More Trackable Healthcare
Many patients struggle to keep a consistent medication schedule. At the same time, food-drug interactions are often overlooked, even though this information is important for helping patients stay careful.
Jivara is built as an AI-powered healthcare platform that helps patients manage medication schedules, monitor adherence, scan food, review potential food-drug interactions, and receive automatic reminders.
For healthcare workers, Jivara provides a monitoring dashboard. Nurses and admins can view patient progress, manage medication schedules, monitor adherence, and understand risks more quickly.
Benefits for Patients
For patients, Jivara provides a more guided experience. The dashboard displays active medications, daily schedules, medication status, and adherence history through a 12-month heatmap.

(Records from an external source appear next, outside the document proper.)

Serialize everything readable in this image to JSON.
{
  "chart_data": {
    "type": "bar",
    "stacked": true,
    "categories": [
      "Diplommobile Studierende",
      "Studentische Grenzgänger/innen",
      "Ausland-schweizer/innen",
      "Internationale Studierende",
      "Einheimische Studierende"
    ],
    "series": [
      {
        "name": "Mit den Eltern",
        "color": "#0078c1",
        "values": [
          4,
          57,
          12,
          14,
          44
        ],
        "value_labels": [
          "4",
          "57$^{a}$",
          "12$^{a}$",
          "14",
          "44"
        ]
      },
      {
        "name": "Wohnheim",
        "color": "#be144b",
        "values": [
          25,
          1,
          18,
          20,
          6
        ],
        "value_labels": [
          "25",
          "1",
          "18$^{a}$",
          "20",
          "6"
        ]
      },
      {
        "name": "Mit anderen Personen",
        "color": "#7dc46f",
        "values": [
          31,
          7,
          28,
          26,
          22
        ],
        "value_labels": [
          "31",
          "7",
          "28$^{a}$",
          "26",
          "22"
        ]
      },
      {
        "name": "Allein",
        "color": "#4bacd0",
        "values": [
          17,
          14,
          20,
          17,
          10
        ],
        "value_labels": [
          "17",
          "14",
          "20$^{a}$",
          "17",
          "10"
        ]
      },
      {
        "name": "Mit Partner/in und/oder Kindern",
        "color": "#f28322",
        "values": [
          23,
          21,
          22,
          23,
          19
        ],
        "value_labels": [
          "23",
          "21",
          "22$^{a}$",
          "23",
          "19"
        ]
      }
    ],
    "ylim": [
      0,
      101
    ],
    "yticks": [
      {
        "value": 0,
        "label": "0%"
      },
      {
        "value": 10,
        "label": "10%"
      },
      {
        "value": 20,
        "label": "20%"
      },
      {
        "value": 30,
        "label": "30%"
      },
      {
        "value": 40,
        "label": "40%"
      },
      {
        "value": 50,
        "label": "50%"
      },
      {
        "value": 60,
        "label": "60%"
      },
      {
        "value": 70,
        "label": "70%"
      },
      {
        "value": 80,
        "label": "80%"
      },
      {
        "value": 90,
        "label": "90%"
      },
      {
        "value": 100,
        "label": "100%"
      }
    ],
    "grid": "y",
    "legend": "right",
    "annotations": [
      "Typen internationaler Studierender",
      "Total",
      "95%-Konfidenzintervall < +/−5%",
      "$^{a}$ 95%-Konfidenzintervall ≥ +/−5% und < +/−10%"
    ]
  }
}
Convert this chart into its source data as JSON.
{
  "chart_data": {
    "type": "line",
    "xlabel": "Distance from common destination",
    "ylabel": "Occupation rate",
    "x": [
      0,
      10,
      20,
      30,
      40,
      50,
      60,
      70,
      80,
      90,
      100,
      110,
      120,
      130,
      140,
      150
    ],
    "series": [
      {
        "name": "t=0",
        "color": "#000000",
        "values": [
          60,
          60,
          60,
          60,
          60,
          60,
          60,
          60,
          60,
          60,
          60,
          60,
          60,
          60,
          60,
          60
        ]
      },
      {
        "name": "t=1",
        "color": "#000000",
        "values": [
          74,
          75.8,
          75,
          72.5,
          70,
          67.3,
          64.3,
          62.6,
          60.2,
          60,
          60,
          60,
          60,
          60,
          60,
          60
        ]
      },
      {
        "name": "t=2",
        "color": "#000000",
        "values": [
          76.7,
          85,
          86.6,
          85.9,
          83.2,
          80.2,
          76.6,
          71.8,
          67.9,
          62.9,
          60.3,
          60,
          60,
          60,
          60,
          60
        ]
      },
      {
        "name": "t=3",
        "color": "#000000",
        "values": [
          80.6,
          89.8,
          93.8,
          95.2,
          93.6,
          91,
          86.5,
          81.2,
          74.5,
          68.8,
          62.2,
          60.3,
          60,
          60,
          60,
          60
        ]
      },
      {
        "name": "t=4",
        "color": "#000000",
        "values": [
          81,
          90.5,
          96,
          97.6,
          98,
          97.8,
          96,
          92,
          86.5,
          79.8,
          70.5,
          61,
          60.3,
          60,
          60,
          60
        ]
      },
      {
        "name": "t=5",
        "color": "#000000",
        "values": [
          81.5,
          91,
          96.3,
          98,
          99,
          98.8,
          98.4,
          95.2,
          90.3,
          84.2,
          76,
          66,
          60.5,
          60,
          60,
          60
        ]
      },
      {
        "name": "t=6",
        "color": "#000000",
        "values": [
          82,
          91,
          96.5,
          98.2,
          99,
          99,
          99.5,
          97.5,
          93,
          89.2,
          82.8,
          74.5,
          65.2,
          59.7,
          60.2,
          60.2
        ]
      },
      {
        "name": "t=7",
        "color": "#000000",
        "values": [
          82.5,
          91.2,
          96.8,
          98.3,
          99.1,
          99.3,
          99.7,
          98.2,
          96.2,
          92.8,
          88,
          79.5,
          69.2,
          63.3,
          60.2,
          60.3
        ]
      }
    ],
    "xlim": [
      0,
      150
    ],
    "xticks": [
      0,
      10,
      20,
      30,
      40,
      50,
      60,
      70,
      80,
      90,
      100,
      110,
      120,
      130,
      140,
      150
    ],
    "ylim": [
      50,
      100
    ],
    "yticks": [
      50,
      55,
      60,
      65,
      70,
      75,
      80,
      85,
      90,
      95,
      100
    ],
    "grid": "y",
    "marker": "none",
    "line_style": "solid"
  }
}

The Food Scan feature helps patients upload or scan food, then the system analyzes potential interactions with active medications. The result is not only a risk label, but also an explanation and recommendation that is easier to understand.
Because Jivara is built as a PWA, medication reminders can be sent through browser notifications. This makes the system closer to users' daily routines.
- Medication reminders help patients maintain their schedule.
- The adherence heatmap makes medication habits easier to review.
- Food Scan builds awareness of food and medication interactions.
- AI recommendations help users understand risk context more clearly.
Benefits for Healthcare Workers
Jivara does not only focus on patients. The platform also supports nurses and admins in monitoring patients remotely through a dashboard. Schedule data, medication status, and activity history can help healthcare workers identify patient adherence patterns.
When a nurse creates a patient, that patient can automatically be connected to the related nurse. This flow keeps monitoring clear and makes responsibility more structured.
With analytics, charts, and alerts, healthcare workers can identify patients who need attention more quickly.
Technology Behind the Product
Jivara uses a monorepo architecture with a Next.js 16 frontend and an Express.js 5 backend. The frontend is built with React 19, Tailwind CSS 4, Zustand, Chart.js, a service worker, and a PWA manifest. The backend uses TypeScript, PostgreSQL or Supabase, Drizzle ORM, JWT, Web Push VAPID, and API documentation through Scalar.
Food Scan runs through several steps: the image is uploaded, the backend creates a record, the food detection service reads the image, then the reasoning service checks potential interactions between the food and the patient's active medication. OpenRouter is used to generate interaction explanations and overall recommendations stored as snapshots.
Snapshots matter because analysis results can be reopened without repeating the AI process from the beginning. This makes the user experience more stable and makes results easier to audit.
- Next.js PWA makes the application more comfortable to use on users' devices.
- Express and Drizzle keep the backend structured.
- Web Push VAPID supports medication reminders.
- OpenRouter helps generate more communicative AI explanations.
Project Advantages
Jivara's strength lies in combining daily-use features with relevant AI. Medication reminders solve routine problems, adherence monitoring supports evaluation, while Food Scan adds value through food and medication awareness.
The project is also designed responsibly. In healthcare, AI must not appear to replace medical professionals. That is why analysis results need clear context, status, and limitations.
With patient and healthcare worker flows in one platform, Jivara has the potential to become a companion system that makes communication and monitoring more organized.